„Wir haben nicht die Absicht, Menschenleben zu gefährden, sondern möglichst vielen Menschen eine Teilhabe an Medizinversorgung in Krisenzeiten zu ermöglichen“, stellte Prof. Dr. med. Uwe Janssens, Präsident der Deutschen Interdisziplinären Vereinigung für Intensiv- und Notfallmedizin (DIVI), in der virtuellen Presserunde (2. bis 4.12.2020) des jährlichen Kongresses zum Thema Triage klar. Aber „wenn die Ressourcen nicht ausreichen, weder im Haus noch regional, muss entschieden werden, wer behandelt wird und wer nicht.“
Er erinnerte an die Bilder vom Frühjahr aus der schwer von der Coronapandemie betroffenen norditalienischen Stadt Bergamo. „4.305 Infektionen gab es allein dort in der Stadt. Ältere Patienten wurden alleine gelassen und starben in der Notaufnahme, weil die Kapazitäten nicht mehr reichten.“ Ähnliche Bilder einer kollabierenden Notfallversorgung habe es kurz darauf aus New York gegeben. Angesichts der Eindrücke hätten sich Mitarbeiter im Gesundheitswesen die Frage gestellt, wie im Falle einer explodierenden Patientenzahl vorgegangen werden müsse. Es habe sich herausgestellt, dass es keine verbindlichen Richtlinien hierzu gegeben habe.

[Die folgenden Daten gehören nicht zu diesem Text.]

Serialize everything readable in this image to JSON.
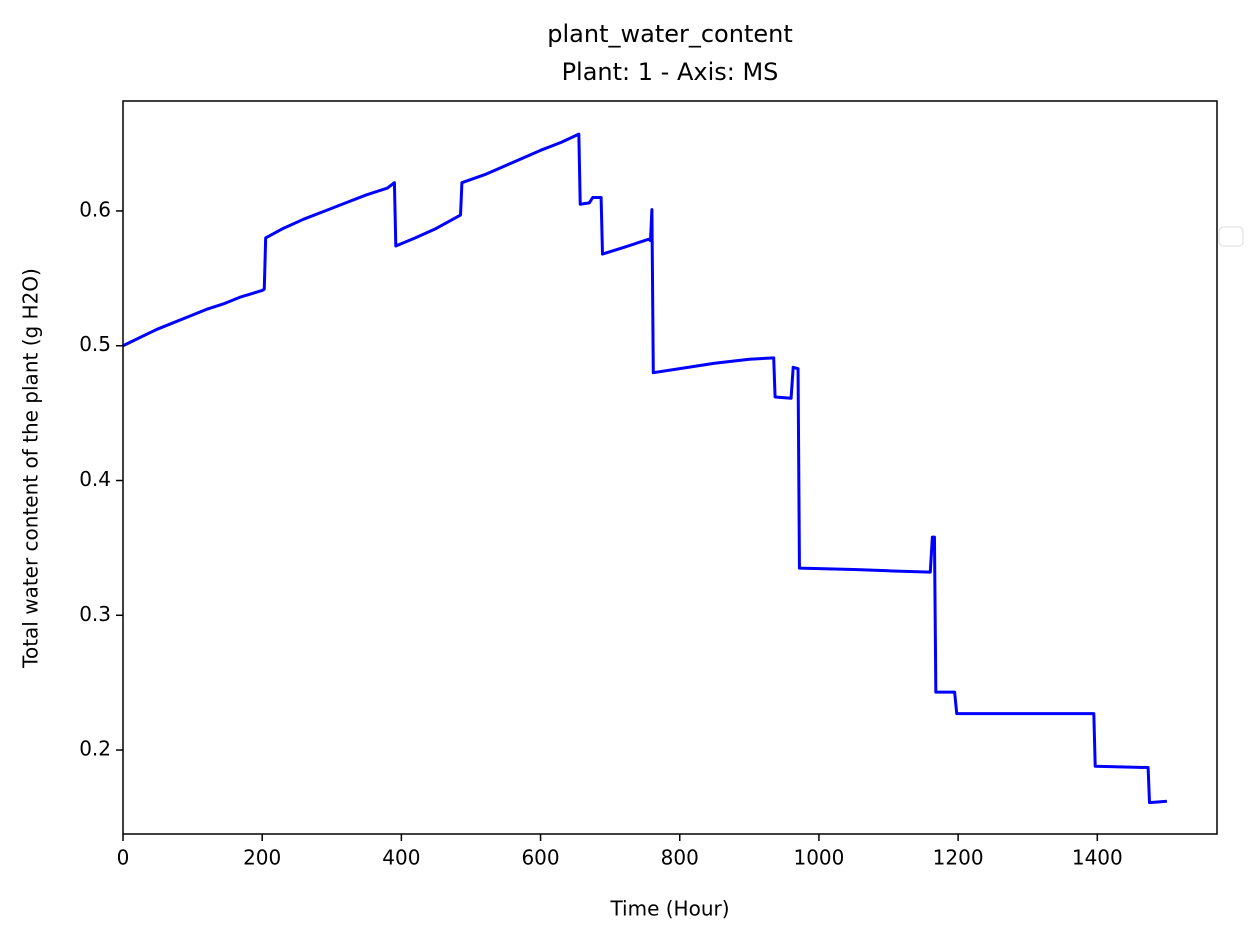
{
  "chart_data": {
    "type": "line",
    "title": "plant_water_content",
    "subtitle": "Plant: 1 - Axis: MS",
    "x_label": "Time (Hour)",
    "y_label": "Total water content of the plant (g H2O)",
    "x": [
      0,
      24,
      48,
      72,
      96,
      120,
      144,
      168,
      200,
      203,
      205,
      230,
      260,
      290,
      320,
      350,
      380,
      390,
      392,
      420,
      450,
      485,
      487,
      520,
      560,
      600,
      630,
      655,
      657,
      670,
      675,
      687,
      689,
      720,
      755,
      758,
      760,
      762,
      800,
      850,
      900,
      935,
      937,
      960,
      963,
      970,
      972,
      1050,
      1100,
      1160,
      1163,
      1166,
      1168,
      1195,
      1198,
      1300,
      1395,
      1397,
      1473,
      1475,
      1500
    ],
    "series": [
      {
        "name": "plant_water_content",
        "color": "#0000ff",
        "values": [
          0.5,
          0.506,
          0.512,
          0.517,
          0.522,
          0.527,
          0.531,
          0.536,
          0.541,
          0.542,
          0.58,
          0.587,
          0.594,
          0.6,
          0.606,
          0.612,
          0.617,
          0.621,
          0.574,
          0.58,
          0.587,
          0.597,
          0.621,
          0.627,
          0.636,
          0.645,
          0.651,
          0.657,
          0.605,
          0.606,
          0.61,
          0.61,
          0.568,
          0.573,
          0.579,
          0.578,
          0.601,
          0.48,
          0.483,
          0.487,
          0.49,
          0.491,
          0.462,
          0.461,
          0.484,
          0.483,
          0.335,
          0.334,
          0.333,
          0.332,
          0.358,
          0.358,
          0.243,
          0.243,
          0.227,
          0.227,
          0.227,
          0.188,
          0.187,
          0.161,
          0.162
        ]
      }
    ],
    "xlim": [
      0,
      1572
    ],
    "ylim": [
      0.1377,
      0.6816
    ],
    "xticks": [
      0,
      200,
      400,
      600,
      800,
      1000,
      1200,
      1400
    ],
    "yticks": [
      0.2,
      0.3,
      0.4,
      0.5,
      0.6
    ],
    "grid": false
  }
}
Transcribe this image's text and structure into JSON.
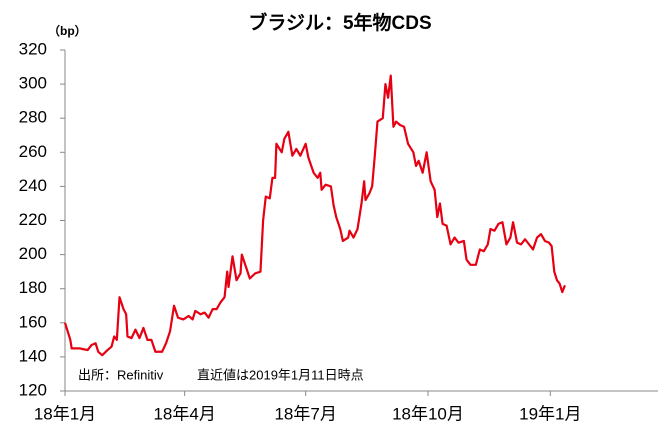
{
  "chart_data": {
    "type": "line",
    "title": "ブラジル：5年物CDS",
    "ylabel": "（bp）",
    "annotations": [
      "出所：Refinitiv",
      "直近値は2019年1月11日時点"
    ],
    "x": [
      0,
      4,
      5,
      11,
      17,
      20,
      23,
      25,
      28,
      32,
      35,
      37,
      39,
      41,
      44,
      46,
      47,
      50,
      53,
      56,
      59,
      62,
      65,
      68,
      73,
      76,
      79,
      82,
      85,
      89,
      93,
      96,
      98,
      102,
      105,
      108,
      111,
      114,
      117,
      120,
      122,
      123,
      126,
      129,
      132,
      133,
      136,
      139,
      143,
      147,
      149,
      151,
      154,
      156,
      158,
      159,
      163,
      165,
      168,
      171,
      174,
      177,
      181,
      183,
      187,
      190,
      192,
      193,
      196,
      200,
      202,
      204,
      207,
      209,
      213,
      214,
      217,
      220,
      223,
      225,
      226,
      229,
      231,
      233,
      235,
      239,
      240,
      241,
      243,
      245,
      247,
      249,
      252,
      255,
      258,
      262,
      264,
      266,
      269,
      272,
      275,
      278,
      280,
      282,
      284,
      287,
      290,
      293,
      296,
      300,
      302,
      305,
      309,
      312,
      315,
      318,
      320,
      323,
      326,
      329,
      332,
      335,
      337,
      340,
      343,
      346,
      349,
      352,
      355,
      358,
      361,
      364,
      366,
      368,
      370,
      372,
      374,
      376
    ],
    "series": [
      {
        "name": "ブラジル 5年物CDS",
        "color": "#e60012",
        "values": [
          160,
          150,
          145,
          145,
          144,
          147,
          148,
          143,
          141,
          144,
          146,
          152,
          150,
          175,
          168,
          165,
          152,
          151,
          156,
          151,
          157,
          150,
          150,
          143,
          143,
          148,
          155,
          170,
          163,
          162,
          164,
          162,
          167,
          165,
          166,
          163,
          168,
          168,
          172,
          175,
          190,
          181,
          199,
          185,
          189,
          200,
          193,
          186,
          189,
          190,
          220,
          234,
          233,
          245,
          245,
          265,
          260,
          268,
          272,
          258,
          262,
          258,
          265,
          257,
          248,
          245,
          248,
          238,
          241,
          240,
          229,
          222,
          215,
          208,
          210,
          214,
          210,
          215,
          230,
          243,
          232,
          236,
          240,
          258,
          278,
          280,
          290,
          300,
          292,
          305,
          275,
          278,
          276,
          275,
          265,
          260,
          252,
          255,
          248,
          260,
          243,
          238,
          222,
          230,
          218,
          217,
          206,
          210,
          207,
          208,
          197,
          194,
          194,
          203,
          202,
          206,
          215,
          214,
          218,
          219,
          206,
          210,
          219,
          207,
          206,
          209,
          206,
          203,
          210,
          212,
          208,
          207,
          205,
          190,
          185,
          183,
          178,
          182
        ]
      }
    ],
    "xlim": [
      0,
      446
    ],
    "xticks": [
      {
        "value": 0,
        "label": "18年1月"
      },
      {
        "value": 90,
        "label": "18年4月"
      },
      {
        "value": 181,
        "label": "18年7月"
      },
      {
        "value": 273,
        "label": "18年10月"
      },
      {
        "value": 365,
        "label": "19年1月"
      }
    ],
    "ylim": [
      120,
      320
    ],
    "yticks": [
      120,
      140,
      160,
      180,
      200,
      220,
      240,
      260,
      280,
      300,
      320
    ],
    "grid": false
  }
}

Das Thema der Triage war daher einer der Schwerpunkte des DIVI-20-Kongresses, der aus Pandemiegründen diesmal komplett virtuell stattfand. Mit rund 4.200 Teilnehmern in 14 parallelen Sitzungssälen war es eine Veranstaltung der Superlative. Neben 173 wissenschaftlichen Sitzungen, gab es zahlreiche Themen- und Industriesymposien, Fortbildungssitzungen, interaktive Workshops und vieles mehr bei dem dreitägigen Kongressprogramm. „So ein großer Kongress, das ist eigentlich eine Maschinerie, wo Zahnräder ineinander greifen und man weiß, was man zu tun hat“, erläuterte Prof. Dr. med. Eckhard Rickels, der DIVI-Kongresspräsident 2020. Im Mai sei schweren Herzens die Entscheidung gefallen, auf „Nummer sicher“ zu gehen und den Kongress rein virtuell stattfinden zu lassen. Ein Entschluss mit vorausschauender Weisheit, wie sich nun angesichts der hohen Infektionszahlen herausstellte.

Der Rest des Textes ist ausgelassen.